Cette fois, c’est non. Claire*, professeure des écoles en région parisienne est catégorique : pas question de voter pour le président sortant Emmanuel Macron au second tour. « Ni pour Marine Le Pen, ajoute-t-elle. C’est comme si on me demandait de choisir entre la peste et le choléra ! Les seules options possibles, pour moi, sont le vote blanc ou l’abstention ». Au premier tour, la jeune femme avait donné sa voix à Jean-Luc Mélenchon, le candidat de La France Insoumise, arrivé en troisième position au soir du 10 avril dernier. « Pas vraiment par conviction mais selon le principe du vote « utile ». L’idée était justement d’éviter la situation inextricable dans laquelle nous sommes plongés aujourd’hui », poursuit Claire. Et qu’on ne lui parle pas de front républicain destiné à faire barrage au Rassemblement national. « C’est ce que j’ai fait il y a cinq ans en choisissant de mettre le bulletin Emmanuel Macron dans l’urne. Résultat, cinq ans de souffrance et une profession à bout ».

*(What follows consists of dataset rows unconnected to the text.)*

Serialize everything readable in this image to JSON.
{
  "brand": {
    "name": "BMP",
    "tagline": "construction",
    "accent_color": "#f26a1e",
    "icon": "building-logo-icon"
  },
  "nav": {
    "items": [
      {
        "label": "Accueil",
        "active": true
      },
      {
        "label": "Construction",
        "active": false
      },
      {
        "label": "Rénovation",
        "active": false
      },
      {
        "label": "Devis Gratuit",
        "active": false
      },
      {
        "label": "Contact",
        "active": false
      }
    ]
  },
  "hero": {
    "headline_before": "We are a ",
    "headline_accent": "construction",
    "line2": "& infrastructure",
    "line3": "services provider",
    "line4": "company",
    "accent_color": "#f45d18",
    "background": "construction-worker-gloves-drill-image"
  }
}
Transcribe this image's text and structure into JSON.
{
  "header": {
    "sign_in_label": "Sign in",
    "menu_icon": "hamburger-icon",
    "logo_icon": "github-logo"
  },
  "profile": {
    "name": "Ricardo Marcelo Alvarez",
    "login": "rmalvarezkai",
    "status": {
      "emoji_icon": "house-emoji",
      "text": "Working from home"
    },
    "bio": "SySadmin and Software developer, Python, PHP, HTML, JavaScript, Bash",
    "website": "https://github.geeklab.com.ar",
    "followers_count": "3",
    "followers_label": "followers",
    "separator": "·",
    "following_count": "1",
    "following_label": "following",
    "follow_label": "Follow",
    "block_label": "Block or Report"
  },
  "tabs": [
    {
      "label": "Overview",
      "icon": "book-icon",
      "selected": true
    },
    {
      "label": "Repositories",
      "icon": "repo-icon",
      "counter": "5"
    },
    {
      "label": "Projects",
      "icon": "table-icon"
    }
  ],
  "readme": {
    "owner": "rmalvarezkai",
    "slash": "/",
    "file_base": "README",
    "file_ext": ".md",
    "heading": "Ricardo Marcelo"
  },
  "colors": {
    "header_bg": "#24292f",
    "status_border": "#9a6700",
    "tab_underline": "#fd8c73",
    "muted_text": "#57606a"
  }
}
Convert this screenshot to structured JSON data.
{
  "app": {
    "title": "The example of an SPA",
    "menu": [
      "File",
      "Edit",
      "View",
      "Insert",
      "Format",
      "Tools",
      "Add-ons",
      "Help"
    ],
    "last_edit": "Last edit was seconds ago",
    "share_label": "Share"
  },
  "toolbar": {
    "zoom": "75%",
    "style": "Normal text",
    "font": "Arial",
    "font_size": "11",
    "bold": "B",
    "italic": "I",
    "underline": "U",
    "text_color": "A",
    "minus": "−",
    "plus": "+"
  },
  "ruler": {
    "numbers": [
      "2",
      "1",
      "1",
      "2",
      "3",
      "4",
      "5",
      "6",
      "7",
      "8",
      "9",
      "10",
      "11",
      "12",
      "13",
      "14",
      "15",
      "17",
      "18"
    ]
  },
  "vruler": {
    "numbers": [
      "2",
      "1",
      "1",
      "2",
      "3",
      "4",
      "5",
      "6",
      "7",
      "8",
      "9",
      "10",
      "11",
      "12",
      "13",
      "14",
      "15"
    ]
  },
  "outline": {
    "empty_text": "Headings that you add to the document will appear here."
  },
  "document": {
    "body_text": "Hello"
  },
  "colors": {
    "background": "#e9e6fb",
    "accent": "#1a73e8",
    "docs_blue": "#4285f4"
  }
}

Sur Twitter ou Facebook, la jeune femme est loin d’être la seule enseignante à tenir ce discours. Un positionnement pour le moins inattendu de la part d’une profession historiquement réfractaire aux idées d’extrême droite et combative à son égard. « Il faut se méfier des réseaux sociaux sur lesquels seule une partie de la profession s’exprime car ils peuvent faire office de miroir déformant, met en garde Benoît Teste, secrétaire général de la FSU. Tout en reconnaissant entendre également beaucoup d’échos de salles des profs allant dans ce sens. « De très nombreux collègues sont extrêmement remontés contre la politique menée par le président sortant et par son ministre Jean-Michel Blanquer, explique-t-il. Au point, parfois, de renvoyer les deux candidats finalistes dos à dos, et d’estimer que leurs programmes se valent… Ça a un côté un peu effrayant ». Le phénomène, s’il existe, reste difficile à mesurer. Compliqué également de savoir s’il s’agit d’une réaction épidermique vouée à évoluer d’ici au second tour. Ou s’il s’agit d’une décision bien ancrée et irrévocable.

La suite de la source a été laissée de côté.